One of Japan’s most celebrated icons gets a fresh American makeover and, on the surface, it was worth the 57-year wait. If you’re like me, Astro Boy’s image seems fairly familiar but you never got into the story of this 23-volume manga classic. I saw the trailer before watching Where the Wild Things Are and it proved to be one of the better parts of that trip for me. Imagi Animation Studios (Hong Kong) enlist director David Bowers (Flushed Away) and screenplay writer Timothy Harris (Trading Places, Space Jam) to retell this story to adults and children, who are individually tough to please, and tougher to entertain as a tandem.

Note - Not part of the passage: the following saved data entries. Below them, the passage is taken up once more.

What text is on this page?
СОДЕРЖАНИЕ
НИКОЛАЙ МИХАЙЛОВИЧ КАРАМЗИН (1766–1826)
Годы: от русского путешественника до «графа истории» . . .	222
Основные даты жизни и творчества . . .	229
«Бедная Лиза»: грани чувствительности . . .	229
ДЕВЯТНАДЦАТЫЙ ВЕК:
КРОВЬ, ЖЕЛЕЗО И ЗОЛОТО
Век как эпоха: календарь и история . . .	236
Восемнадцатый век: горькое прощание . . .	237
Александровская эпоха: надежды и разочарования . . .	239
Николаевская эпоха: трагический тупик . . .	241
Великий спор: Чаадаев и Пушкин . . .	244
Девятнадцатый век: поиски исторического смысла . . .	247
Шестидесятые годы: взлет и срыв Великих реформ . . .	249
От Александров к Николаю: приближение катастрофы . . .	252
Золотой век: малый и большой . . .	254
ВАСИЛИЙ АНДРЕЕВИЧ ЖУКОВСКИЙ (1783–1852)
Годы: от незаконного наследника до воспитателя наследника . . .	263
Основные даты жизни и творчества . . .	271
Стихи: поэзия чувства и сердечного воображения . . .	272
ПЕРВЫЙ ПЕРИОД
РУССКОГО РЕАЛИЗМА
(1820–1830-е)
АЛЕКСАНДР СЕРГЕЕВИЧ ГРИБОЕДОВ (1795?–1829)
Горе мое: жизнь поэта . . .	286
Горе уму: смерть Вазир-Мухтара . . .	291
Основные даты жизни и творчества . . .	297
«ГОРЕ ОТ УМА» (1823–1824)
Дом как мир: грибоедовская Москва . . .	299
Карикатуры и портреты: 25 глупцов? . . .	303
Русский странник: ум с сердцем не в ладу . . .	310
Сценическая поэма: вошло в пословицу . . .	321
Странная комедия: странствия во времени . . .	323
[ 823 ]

The film is set in futuristic Metro City, a utopian metropolis that floats high above a planet that has been abused, almost entirely abandoned and used as a disposal for obsolete robots and other waste (Wall-E -ish). Brilliant scientist, Dr. Tenma (voiced by Nicholas Cage), creates an incredibly powerful robot in the image of his lost son Toby. Toby’s memories are uploaded into the robot and the Dr. tries to carry on life with his new son. Dr. Tenma quickly realizes that the robot can’t fill the void, sending the techno-masterpiece on a search for significance. While in exile, the robot meets new friends, receives the name Astro (Freddie Highmore, Charlie Buckets of Charlie and the Chocolate Factory) and learns to use his power to protect others. Donald Sutherland voices the part of President Stone, who covets Astro Boy’s power and seeks to capture him.
The action in this movie is fast and frequent making it enjoyable and easy to digest. It features voice work from big US names like, the aforementioned, Cage and Sutherland, as well as, Kristen Bell and Samuel L. Jackson. It even drew Hollywood vets like Eugene Levy, Nathan Lane and, one of my favorites, Bill Nighy (Pirates of the Caribbean franchise, Shaun of the Dead). However, the story of this classic figure goes virtually untold. I don’t know much about the original Astro Boy, but I think it’s safe to assume that a comic book character does not garner national affection in a post World War II Japan without a compelling story. I walked away feeling like I saw something cool but I have no desire to see what happens next. This is a shame because Astro Boy seems like a character with great potential for merchandising and sequels but the writer and director put out bait with no hook. Parents may want to stay awake during this one because kids may have questions about the absence of a mother figure and Toby’s accident. There’s an underlying political statement that may be off-putting for some, but the humor and high-speed action keep those ideals under the surface.
One slightly pesky aspect of this David Bowers’ vision was his constant nods to greater films which only served to remind me that, “this was no that” over and over again. You may find shades of Wall-E, Star Wars, Blade Runner, Pinocchio and Superman the Movie, leaving this movie in dim light. It causes me to appreciate the attention to originality and story that Pixar and Dreamworks seem to understand. One final note; as good as the visual images were, I feel this film could have been more exciting in a 3D format.
For it’s higher than moderate entertainment value, I give Astro Boy 3 out of 5 babbles.